Seminar 1

Elizabeth Simon
2024-01-22

Do Women Promote Different Policies than Men?

Based on Raghabendra Chattopadhyay and Esther Duflo. 2004. Women as Policy Makers: Evidence from a Randomized Policy Experiment in India, Econometrica, 72(5): 1409–43.

All materials presented here build on the resources for instructors designed by Elena Llaudet and Kosuke Imai in Data Analysis for Social Science: A Friendly and Practical Introduction (Princeton University Press).

In a few of this module’s problem sets, we will estimate the average causal effect of having a female politician on two different policy outcomes. For this purpose, we will analyse data from an experiment conducted in India, where villages were randomly assigned to have a female council head. The dataset we will use is in a file called “india.csv”. Table 1 shows the names and descriptions of the variables in this dataset, where the unit of observation is villages.

Table 1: Variables in “india.csv

Variable Description
village village identifier (“Gram Panchayat number_village number”)
female whether village was assigned a female politician: 1=yes, 0=no
water number of new (or repaired) drinking water facilities in the village since random assignment
irrigation number of new (or repaired) irrigation facilities in the village since random assignment

In this problem set, we will practice how to load and make sense of data.

  1. Use the function read.csv() to read the CSV file “india.csv” and use the assignment operator <- to store the data in an object called india. You must set your working directory before doing so. You can do this by selecting Session >> Set Working Directory >> Choose Directory… from the R Studio menu.

  2. Use the function head() to view the first few observations of the dataset.

  3. What does each observation in this dataset represent?

  4. How can we substantively interpret the first observation in the dataset?

  5. For each variable in the dataset, please identify the type of variable (character vs. numeric binary vs. numeric non-binary).

  6. How many observations are in the dataset? In other words, how many villages were part of this experiment? (Hint: the function dim() might be helpful here.) Please provide both the R code you used and the substantive answer.

library() and the tidyverse

One of the most time-consuming parts of using R, and data analysis in general, is managing, tidying and ‘wrangling’ your data. Often, we start with data in a format that is not particularly useful for analysis. We might come across a dataset, for example, with far too many columns, covering lots of variables we are not interested in.

The base functions in R, which are what the textbook uses, might not always be the best option for data manipulation and analysis. Users can create collections of functions, called “packages”. One of those packages is the tidyverse which is, in turn, a collection of packages for data analysis, manipulation, visualisation, among other useful tools.

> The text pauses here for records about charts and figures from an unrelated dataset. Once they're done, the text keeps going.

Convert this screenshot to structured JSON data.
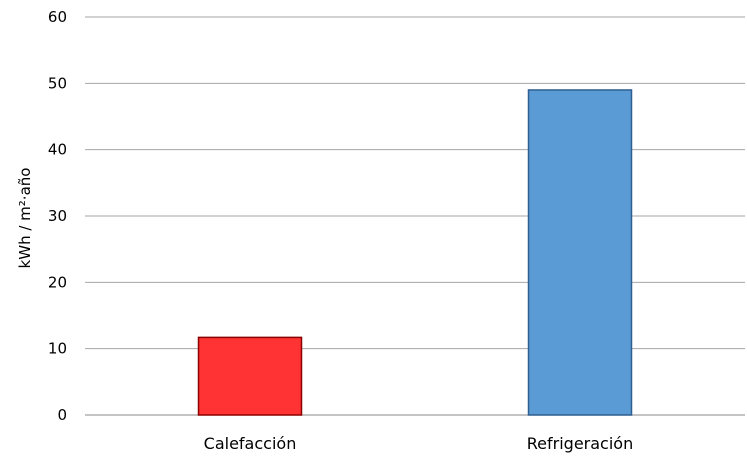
{
  "chart_data": {
    "type": "bar",
    "title": "",
    "xlabel": "",
    "ylabel": "kWh / m²·año",
    "categories": [
      "Calefacción",
      "Refrigeración"
    ],
    "values": [
      11.7,
      49
    ],
    "ylim": [
      0,
      60
    ],
    "yticks": [
      0,
      10,
      20,
      30,
      40,
      50,
      60
    ],
    "grid": true,
    "legend": "none",
    "bar_colors": [
      "#ff3333",
      "#5b9bd5"
    ],
    "bar_edge_colors": [
      "#8b0000",
      "#2f5f8f"
    ]
  }
}
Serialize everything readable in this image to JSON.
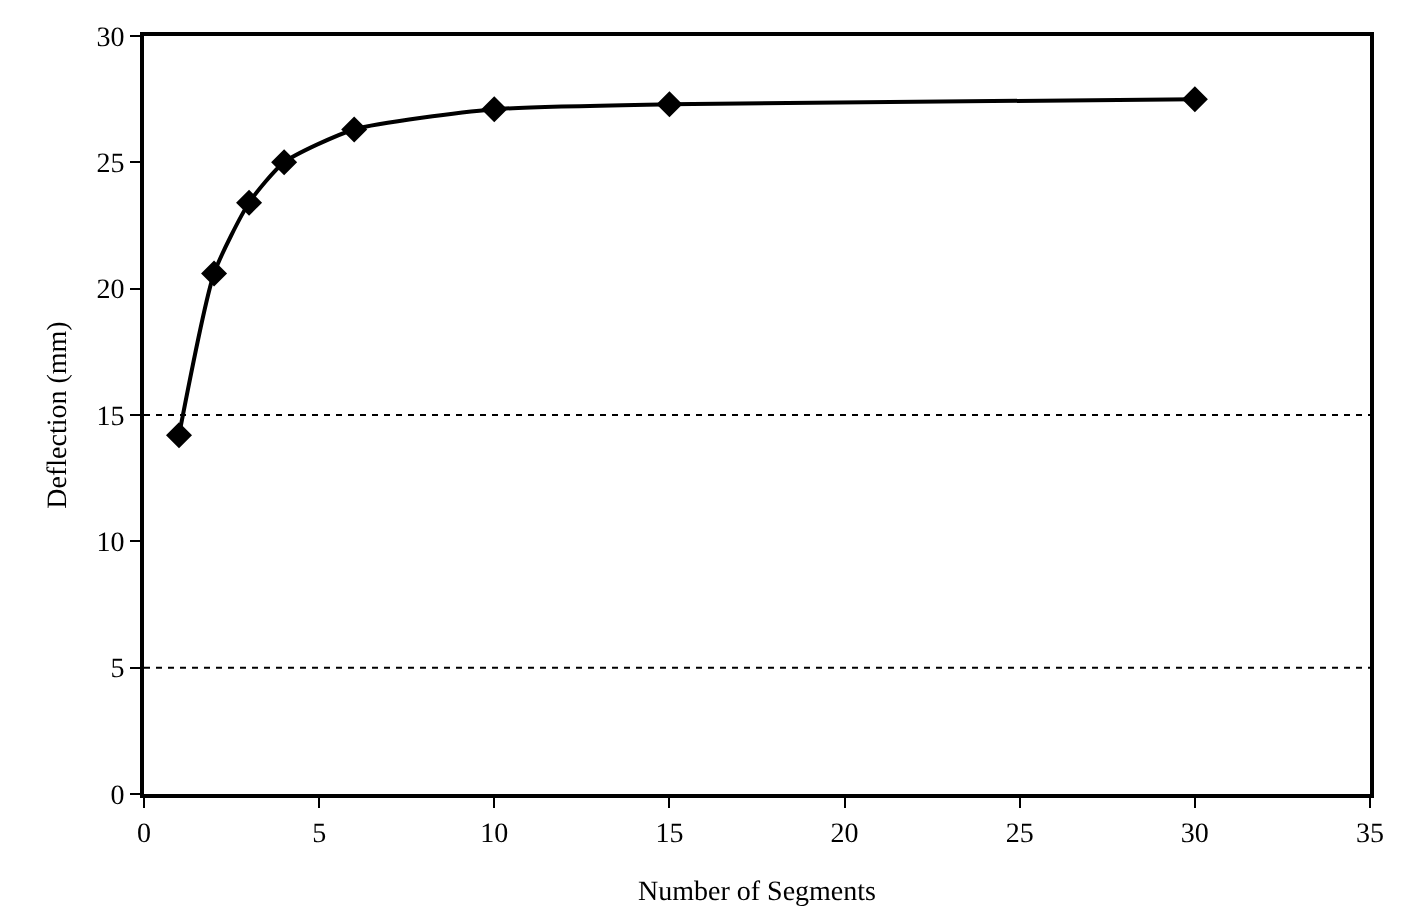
{
  "chart_data": {
    "type": "line",
    "xlabel": "Number of Segments",
    "ylabel": "Deflection (mm)",
    "x": [
      1,
      2,
      3,
      4,
      6,
      10,
      15,
      30
    ],
    "series": [
      {
        "color": "#000000",
        "values": [
          14.2,
          20.6,
          23.4,
          25.0,
          26.3,
          27.1,
          27.3,
          27.5
        ]
      }
    ],
    "xlim": [
      0,
      35
    ],
    "xticks": [
      0,
      5,
      10,
      15,
      20,
      25,
      30,
      35
    ],
    "ylim": [
      0,
      30
    ],
    "yticks": [
      0,
      5,
      10,
      15,
      20,
      25,
      30
    ],
    "grid": false,
    "marker": "diamond",
    "line_style": "solid",
    "ref_lines": [
      {
        "axis": "y",
        "value": 5,
        "line_style": "dotted",
        "color": "#000000"
      },
      {
        "axis": "y",
        "value": 15,
        "line_style": "dotted",
        "color": "#000000"
      }
    ]
  }
}
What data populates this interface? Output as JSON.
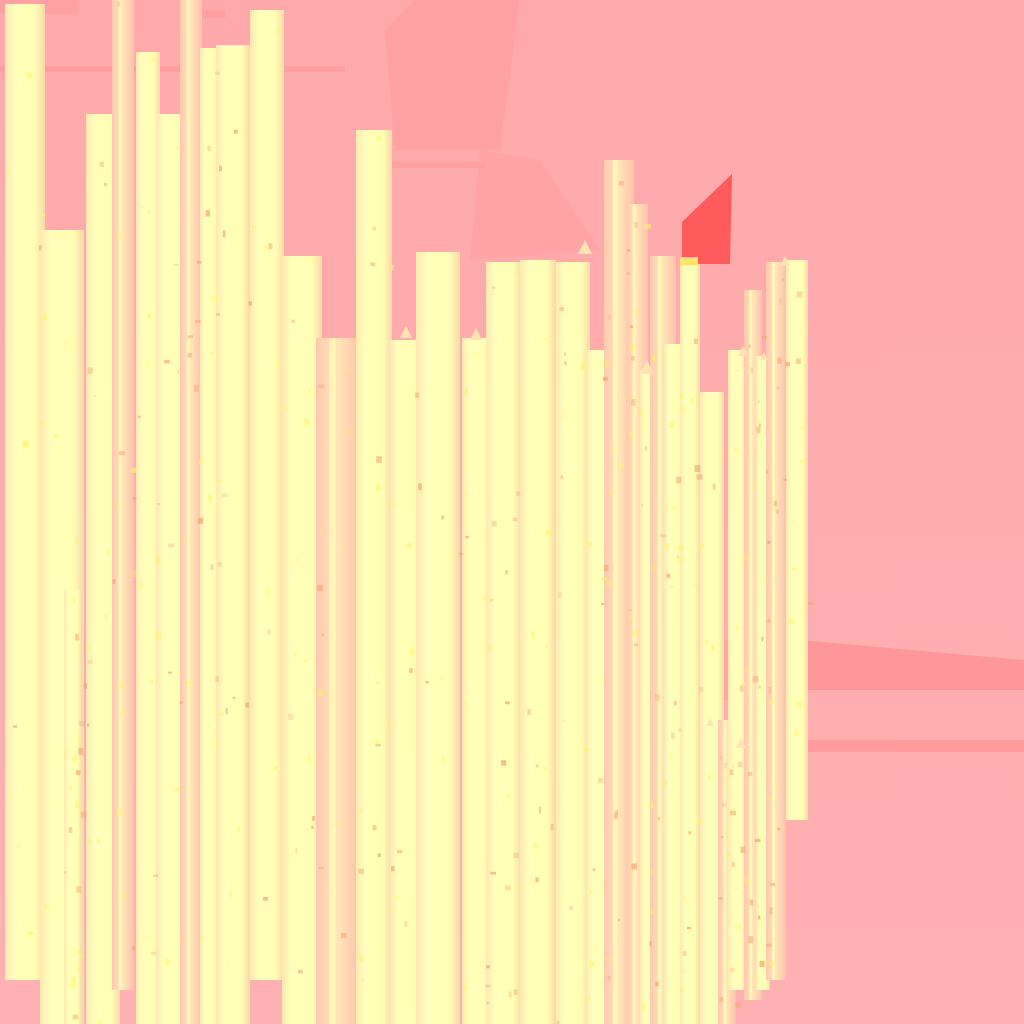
{
  "palette": {
    "background": "#FFADB0",
    "background_band": "#FF9396",
    "bar_light": "#FFFFB8",
    "bar_mid": "#FFF6B0",
    "bar_tint": "#FFE3B0",
    "bar_shade": "#F8C9A8",
    "speck_warm": "#F2A26E",
    "speck_yellow": "#FFF36A",
    "accent_red": "#FF5A5C",
    "accent_yellow": "#FFE36A"
  }
}
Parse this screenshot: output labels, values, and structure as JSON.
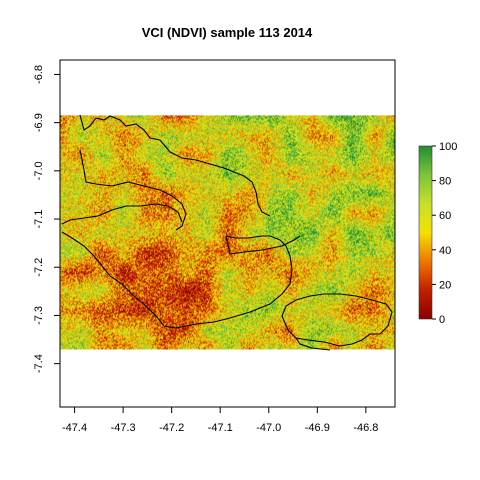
{
  "chart_data": {
    "type": "heatmap",
    "title": "VCI (NDVI) sample 113 2014",
    "xlabel": "",
    "ylabel": "",
    "x_ticks": [
      "-47.4",
      "-47.3",
      "-47.2",
      "-47.1",
      "-47.0",
      "-46.9",
      "-46.8"
    ],
    "y_ticks": [
      "-6.8",
      "-6.9",
      "-7.0",
      "-7.1",
      "-7.2",
      "-7.3",
      "-7.4"
    ],
    "xlim": [
      -47.43,
      -46.74
    ],
    "ylim": [
      -7.49,
      -6.77
    ],
    "raster_extent": {
      "x": [
        -47.43,
        -46.74
      ],
      "y": [
        -7.37,
        -6.885
      ]
    },
    "value_range": [
      0,
      100
    ],
    "legend": {
      "position": "right",
      "ticks": [
        "0",
        "20",
        "40",
        "60",
        "80",
        "100"
      ],
      "colors": [
        "#8b0000",
        "#c41d00",
        "#ee7700",
        "#f4e000",
        "#c6e028",
        "#7cc43a",
        "#1f8f2f"
      ]
    },
    "grid": false,
    "boundary_color": "#000000"
  }
}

The first time we use a package, we need to install it. And then we use the library() function to load the library. You only need to install the package once, but will need to load it every time you open RStudio:

# install.packages("tidyverse") # only need to do this once
library(tidyverse)

Let’s continue working with the data from the experiment in India. As a reminder, Table 1 shows the names and descriptions of the variables in this dataset, where the unit of observation is villages.

Table 1: Variables in “india.csv”

Variable Description
village village identifier (“Gram Panchayat number_village number”)
female whether village was assigned a female politician: 1=yes, 0=no
water number of new (or repaired) drinking water facilities in the village since random assignment
irrigation number of new (or repaired) irrigation facilities in the village since random assignment

In this problem set, we practice how to compute and interpret means, among other things.

We will start by loading and looking at the data, like so:

india <- read.csv("india.csv") # reads and stores data
head(india) # shows first observations
       village female water irrigation
1 GP1_village2      1    10          0
2 GP1_village1      1     0          5
3 GP2_village2      1     2          2
4 GP2_village1      1    31          4
5 GP3_village2      0     0          0
6 GP3_village1      0     0          0
  1. You can either use the mean() function or the tidyverse function summarise() to calculate the average of the variable female. Please provide a full substantive interpretation of what this average means. Make sure to provide the unit of measurement.

For example:

mean(india$female)
[1] 0.3354037
# Or
india %>% summarise(mean = mean(female)) # calculates the average of female
       mean
1 0.3354037
  1. Now use the tidyverse function summarise() to calculate the average of the variable water. Again, please provide a full substantive interpretation of what this average means and make sure to provide the unit of measurement.

  2. If we wanted to estimate the average causal effect of having a female politician on the number of new (and repaired) drinking water facilities:

    1. What would be the treatment variable? Please just provide the name of the variable.
    2. What would be the outcome variable? Please just provide the name of the variable.
       
  3. If we wanted to estimate the average causal effect of having a female politician on the number of new (and repaired) irrigation facilities:

    1. What would be the treatment variable? Please just provide the name of the variable.
    2. What would be the outcome variable? Please just provide the name of the variable.
       
  4. In both analyses above:

    1. What would be the treatment group?
    2. What would be the control group?